The director of the Centers for Disease Control and Prevention (CDC) has publicly admitted for the first time that the agency provided false information about its monitoring of the safety of the COVID-19 vaccine.
Dr. Rochelle Walensky, the agency’s director, said in a letter released Sept. 12 that the CDC has not analyzed certain types of adverse event reports at all in 2021, despite the agency previously saying it began in February 2021.
“CDC conducted the PRR analysis between March 25, 2022 and July 31, 2022,” Walensky said. “CDC also recently addressed an earlier statement made to the Epoch Times to clarify that the PRR did not run from February 26, 2021 to September 30, 2021.”
Walensky’s agency had promised in several documents, starting in early 2021, to conduct a type of analysis called a Proportional Reporting Ratio (PRR) on reports submitted to the Adverse Vaccine Event Reporting System, which it helps in management.
But the agency said in June that it had not conducted the PRR. He also said that their execution was “out of line.”[e] competence of the agency.”
Faced with the contradiction, Dr. John Su, a CDC official, told The Epoch Times in July that the agency began conducting PRR in February 2021 and “continues to do so to this day.”
But just weeks later, the CDC said Su was wrong.
“CDC conducted PRRs from March 25, 2022 through July 31, 2022,” a spokeswoman told The Epoch Times in August.
Walensky’s new letter, dated Sept. 2 and sent Sept. 6 to Sen. Ron Johnson (R-Wis.), indicates that Walensky is aware that her agency provided false information.
‘There was a lack of justification’
Walensky’s letter did not include any explanation as to why this happened.
The letter “lacked any justification as to why CDC conducted PRRS during certain periods and not others,” Walensky told Johnson, the top Republican on the Senate Homeland Security and Governmental Affairs Subcommittee on Investigations, in a response.
“You also gave no explanation as to why Dr. Su… completely contradicts the CDC [initial] response … as well as your response of September 6, 2022 to me,” he added.
He demanded answers from the CDC about the situation, including why the CDC did not conduct PRRs until March and why the agency misled the public when it said no PRRs had been conducted.
The CDC and Walensky did not respond to requests for comment.
“At no time did any CDC employee knowingly provide false information,” a CDC spokesperson, when correcting the agency’s previous responses, told The Epoch Times via email in August.

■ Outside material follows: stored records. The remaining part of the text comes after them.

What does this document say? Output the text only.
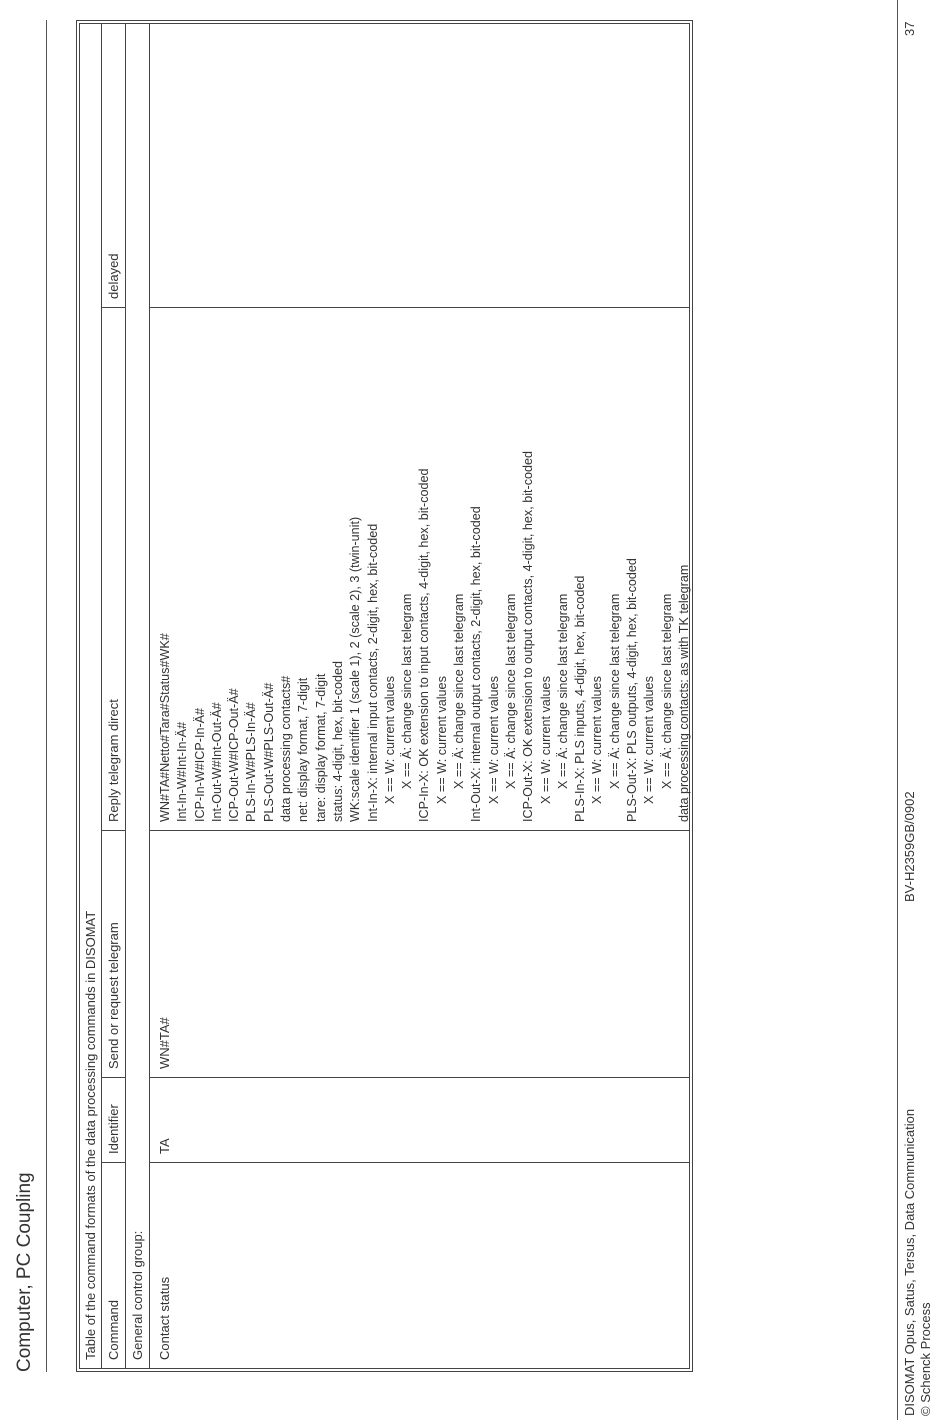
Computer, PC Coupling	Table of the command formats of the data processing commands in DISOMAT Command
Identifier
Send or request telegram
Reply telegram direct
delayed
General control group: Contact status
TA
WN#TA#
WN#TA#Netto#Tara#Status#WK# Int-In-W#Int-In-Ä# ICP-In-W#ICP-In-Ä# Int-Out-W#Int-Out-Ä# ICP-Out-W#ICP-Out-Ä# PLS-In-W#PLS-In-Ä# PLS-Out-W#PLS-Out-Ä# data processing contacts# net: display format, 7-digit tare: display format, 7-digit status: 4-digit, hex, bit-coded WK:scale identifier 1 (scale 1), 2 (scale 2), 3 (twin-unit) Int-In-X: internal input contacts, 2-digit, hex, bit-coded X == W: current values X == Ä: change since last telegram ICP-In-X: OK extension to input contacts, 4-digit, hex, bit-coded X == W: current values X == Ä: change since last telegram Int-Out-X: internal output contacts, 2-digit, hex, bit-coded X == W: current values X == Ä: change since last telegram ICP-Out-X: OK extension to output contacts, 4-digit, hex, bit-coded X == W: current values X == Ä: change since last telegram PLS-In-X: PLS inputs, 4-digit, hex, bit-coded X == W: current values X == Ä: change since last telegram PLS-Out-X: PLS outputs, 4-digit, hex, bit-coded X == W: current values X == Ä: change since last telegram data processing contacts: as with TK telegram
DISOMAT Opus, Satus, Tersus, Data Communication © Schenck Process
BV-H2359GB/0902
37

The spokesman claimed the false information was provided because the CDC thought The Epoch Times and Children’s Health Defense, which received the first response, were asking about a different type of analysis called Empirical Bayesian data mining. But both The Epoch Times and Children’s Health Advocacy specifically listed PRRs in their questions.
Raising stones
The CDC has not yet released the results of the PRRs that were conducted to The Epoch Times. She also did not give them to Johnson. The Food and Drug Administration, which has conducted empirical Bayesian data on Adverse Vaccine Event Reporting System reports, recently declined to release any of the results to The Epoch Times.
Walensky claimed in the new paper that empirical Bayesian data mining is more reliable and that the PRR results were “generally consistent with EB data mining, revealing no unexpected additional safety signals.”
“However, because of your failure to provide these analyzes to Congress and the American people, the public cannot verify your assertion,” Johnson said.
He added that CDC’s “general lack of transparency is unacceptable especially in light of CDC’s inconsistent statements on this matter.”